Bertepatan dengan kondisi pandemi Covid-19 yang telah berakhir, keberadaan Perda ini semakin strategis untuk meningkatkan capaian PAD yang lebih baik. Optimisme ini terasa dengan melihat capaian pendapatan daerah Kota Bandung khususnya dari pajak hotel, restoran, hiburan, dan pajak parkir yang pada tahun 2022 mencapai sekitar Rp744 miliar atau 35 persen dari PAD Kota Bandung. Angka ini meningkat dibandingkan dua tahun sebelumnya, saat pandemi Covid-19 melanda. Realisasi pada tahun 2020 terhimpun sebesar Rp416 miliar atau sebesar 25 persen dari PAD Kota Bandung. Sementara, tahun 2021 sebesar Rp405 miliar atau 24 persen dari PAD Kota Bandung.
Optimisme meningkatkan PAD dari pajak dan retribusi daerah ini cukup beralasan mengingat warga Kota Bandung dinilai sebagai warga yang paling taat membayar pajak di wilayah Jawa Barat. Kita mendengar sekitar 90 persen warga Kota Bandung, taat menunaikan kewajibannya.
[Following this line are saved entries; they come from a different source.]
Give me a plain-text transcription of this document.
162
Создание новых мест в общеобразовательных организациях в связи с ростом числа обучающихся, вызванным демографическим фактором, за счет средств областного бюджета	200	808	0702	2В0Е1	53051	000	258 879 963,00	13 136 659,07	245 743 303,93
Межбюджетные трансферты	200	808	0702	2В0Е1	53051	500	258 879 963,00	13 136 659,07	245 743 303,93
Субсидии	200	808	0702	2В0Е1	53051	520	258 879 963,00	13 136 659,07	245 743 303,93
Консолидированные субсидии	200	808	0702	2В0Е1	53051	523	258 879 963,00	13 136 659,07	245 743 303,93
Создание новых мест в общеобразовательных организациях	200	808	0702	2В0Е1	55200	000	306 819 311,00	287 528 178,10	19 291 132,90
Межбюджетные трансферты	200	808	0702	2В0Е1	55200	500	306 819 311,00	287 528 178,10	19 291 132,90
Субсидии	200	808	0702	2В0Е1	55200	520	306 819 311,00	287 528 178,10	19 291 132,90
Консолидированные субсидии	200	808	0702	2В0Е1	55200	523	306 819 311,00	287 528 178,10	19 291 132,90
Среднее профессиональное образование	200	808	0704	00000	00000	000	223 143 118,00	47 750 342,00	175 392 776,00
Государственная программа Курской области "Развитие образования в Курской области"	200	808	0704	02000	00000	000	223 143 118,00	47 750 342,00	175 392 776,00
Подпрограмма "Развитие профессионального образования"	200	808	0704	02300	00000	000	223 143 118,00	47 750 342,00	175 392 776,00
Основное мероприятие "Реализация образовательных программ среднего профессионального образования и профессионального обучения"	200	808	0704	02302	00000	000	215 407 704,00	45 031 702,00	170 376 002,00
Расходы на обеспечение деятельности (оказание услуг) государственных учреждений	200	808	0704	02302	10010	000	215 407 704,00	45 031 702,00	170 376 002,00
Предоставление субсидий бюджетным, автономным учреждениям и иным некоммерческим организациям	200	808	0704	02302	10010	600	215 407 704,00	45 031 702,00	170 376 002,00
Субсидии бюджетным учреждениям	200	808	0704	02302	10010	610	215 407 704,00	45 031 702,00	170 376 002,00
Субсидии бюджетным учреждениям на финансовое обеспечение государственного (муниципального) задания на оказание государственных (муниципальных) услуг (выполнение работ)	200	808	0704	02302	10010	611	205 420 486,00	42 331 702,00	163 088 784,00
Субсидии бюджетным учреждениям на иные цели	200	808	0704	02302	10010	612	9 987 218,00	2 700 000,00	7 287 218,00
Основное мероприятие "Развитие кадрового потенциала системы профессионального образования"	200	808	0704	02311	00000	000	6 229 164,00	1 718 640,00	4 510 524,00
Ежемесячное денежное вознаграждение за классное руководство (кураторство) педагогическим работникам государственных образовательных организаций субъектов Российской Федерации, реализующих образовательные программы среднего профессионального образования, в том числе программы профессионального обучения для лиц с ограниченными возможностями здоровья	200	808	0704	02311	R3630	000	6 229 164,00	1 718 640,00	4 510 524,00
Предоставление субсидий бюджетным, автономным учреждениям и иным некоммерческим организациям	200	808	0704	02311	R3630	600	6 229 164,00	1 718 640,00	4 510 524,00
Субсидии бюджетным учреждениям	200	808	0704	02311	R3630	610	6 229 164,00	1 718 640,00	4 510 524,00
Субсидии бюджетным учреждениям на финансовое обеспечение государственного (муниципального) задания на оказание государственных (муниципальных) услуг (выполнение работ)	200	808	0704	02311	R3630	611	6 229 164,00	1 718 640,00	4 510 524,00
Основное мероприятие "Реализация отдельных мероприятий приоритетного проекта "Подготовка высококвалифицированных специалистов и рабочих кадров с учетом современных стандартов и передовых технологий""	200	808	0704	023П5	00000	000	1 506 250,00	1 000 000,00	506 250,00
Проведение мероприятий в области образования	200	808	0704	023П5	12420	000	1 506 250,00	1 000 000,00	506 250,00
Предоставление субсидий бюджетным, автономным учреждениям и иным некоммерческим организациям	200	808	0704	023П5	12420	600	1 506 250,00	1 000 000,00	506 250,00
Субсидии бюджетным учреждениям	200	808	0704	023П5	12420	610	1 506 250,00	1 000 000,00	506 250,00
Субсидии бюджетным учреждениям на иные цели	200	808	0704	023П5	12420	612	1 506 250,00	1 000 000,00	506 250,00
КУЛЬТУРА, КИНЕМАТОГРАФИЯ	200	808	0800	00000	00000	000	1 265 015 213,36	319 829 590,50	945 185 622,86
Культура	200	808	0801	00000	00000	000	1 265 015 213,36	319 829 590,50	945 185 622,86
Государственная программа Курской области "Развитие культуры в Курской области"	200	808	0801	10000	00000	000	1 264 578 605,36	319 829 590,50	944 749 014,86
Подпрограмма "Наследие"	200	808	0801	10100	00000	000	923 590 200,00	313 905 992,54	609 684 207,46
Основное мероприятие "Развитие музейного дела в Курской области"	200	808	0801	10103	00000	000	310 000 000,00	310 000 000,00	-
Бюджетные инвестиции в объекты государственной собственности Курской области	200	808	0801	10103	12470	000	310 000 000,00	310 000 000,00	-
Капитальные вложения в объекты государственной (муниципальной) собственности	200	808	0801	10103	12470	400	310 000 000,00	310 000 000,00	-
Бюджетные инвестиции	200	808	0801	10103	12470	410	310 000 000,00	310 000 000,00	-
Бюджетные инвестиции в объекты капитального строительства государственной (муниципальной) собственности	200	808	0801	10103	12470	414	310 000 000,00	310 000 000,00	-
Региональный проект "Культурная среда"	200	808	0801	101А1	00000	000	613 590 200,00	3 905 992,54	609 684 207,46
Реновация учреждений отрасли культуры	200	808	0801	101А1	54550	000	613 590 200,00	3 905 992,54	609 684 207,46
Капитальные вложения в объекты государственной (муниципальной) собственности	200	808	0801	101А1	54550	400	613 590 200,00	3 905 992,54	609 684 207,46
Tentu saja Raperda tentang Pajak Daerah dan Retribusi Daerah ini patut mendapat dukungan dari semua pihak. Namun demikian, kita tidak boleh terlalu cepat berpuas diri. Kita perlu meningkatkan capaian tersebut semaksimal mungkin. Bagaimana upaya dari Pemkot Bandung untuk meningkatkan capaian tersebut? Apa saja inovasi yang dilakukan sehingga kesadaran dan kepatuhan warga dalam membayar pajak meningkat? Fraksi Partai Demokrat memohon penjelasan kepada Pemerintah Kota Bandung.
Belakangan ini persoalan pajak di Indonesia diterpa isu miring, nada negatif, dan terusiknya rasa keadilan masyarakat. Kita semua ingat sejumlah kasus yang melibatkan para pejabat di lingkungan Ditjen Pajak, mulai dari isu korupsi, penggelapan, hingga gaya hidup hedonistis dan pamer kemewahan. Semua ini membuat masyarakat lebih sensitif terhadap berbagai hal menyangkut perpajakan. Bahkan di dunia maya pernah beredar ajakan untuk memboikot pajak.
Dalam konteks pajak dan retribusi daerah, Fraksi Partai Demokrat meminta penjelasan bagaimana upaya Pemerintah Kota Bandung untuk menjaga kepercayaan masyarakat yang telah menunaikan kewajibannya dalam membayar pajak? Bagaimana upaya Pemerintah Kota Bandung menjaga serta meningkatkan integritas dan kualitas aparatur pengelola keuangan dalam menjalankan tugasnya?
Catatan lain Fraksi Partai Demokrat adalah menyangkut Retribusi Daerah. Sudah sejak lama kita mengetahui bahwa perolehan sejumlah retribusi daerah di Kota Bandung terbilang rendah.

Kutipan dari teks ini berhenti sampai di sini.